Over several years, Catholic News Service reporters visited parishes from Alaska to New Jersey to Mississippi to look at the different ways parishes have adapted to an era of declining numbers of priests and increasing cultural diversity. With Pope Francis’ approaching visit, we examined what kind of US Church the pope would find if he had time to visit a cross-section of American parishes. Stories in the series will look at parish finances, clergy roles, education, and some non-traditional ways parishes organize themselves today.
First in a series
WASHINGTON — If Pope Francis were to have time on his US visit this month to stop at “typical” parishes, it might take a week or two just to see a representative sample.
Of course, while no two parishes anywhere in the world are exactly alike, North American Catholics who grew up in the middle of the 20th century likely would have felt more or less at home at the time visiting most churches around the United States.
The average parish of those decades probably was not unlike the version found in movies such as “Going My Way,” the Bing Crosby classic.
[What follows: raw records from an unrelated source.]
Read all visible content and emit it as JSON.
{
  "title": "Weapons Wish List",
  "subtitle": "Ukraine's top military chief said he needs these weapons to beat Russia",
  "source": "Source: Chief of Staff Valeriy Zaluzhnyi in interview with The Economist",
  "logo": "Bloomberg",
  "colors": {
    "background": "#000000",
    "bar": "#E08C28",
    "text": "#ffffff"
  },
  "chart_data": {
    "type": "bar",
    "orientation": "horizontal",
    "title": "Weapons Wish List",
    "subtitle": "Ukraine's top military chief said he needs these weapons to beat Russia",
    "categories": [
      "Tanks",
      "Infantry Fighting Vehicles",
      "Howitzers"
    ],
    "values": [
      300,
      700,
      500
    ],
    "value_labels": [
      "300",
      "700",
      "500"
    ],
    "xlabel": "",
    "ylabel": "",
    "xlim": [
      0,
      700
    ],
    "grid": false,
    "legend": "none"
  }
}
In such parishes, “Father” was in charge of a smooth-running operation, with a couple of priests to assist him. Likely, “Sister” and other religious women ran the school. A handful of laypeople had minor parish support roles, but mostly the laity was found in the pews, bringing their children to school or supporting the church through bingo, carnivals, and pancake breakfasts.
Today, changing demographics of the US Catholic population have brought a great deal of variety to parishes — the US church is now 40 percent Latino, a proportion that is rapidly increasing.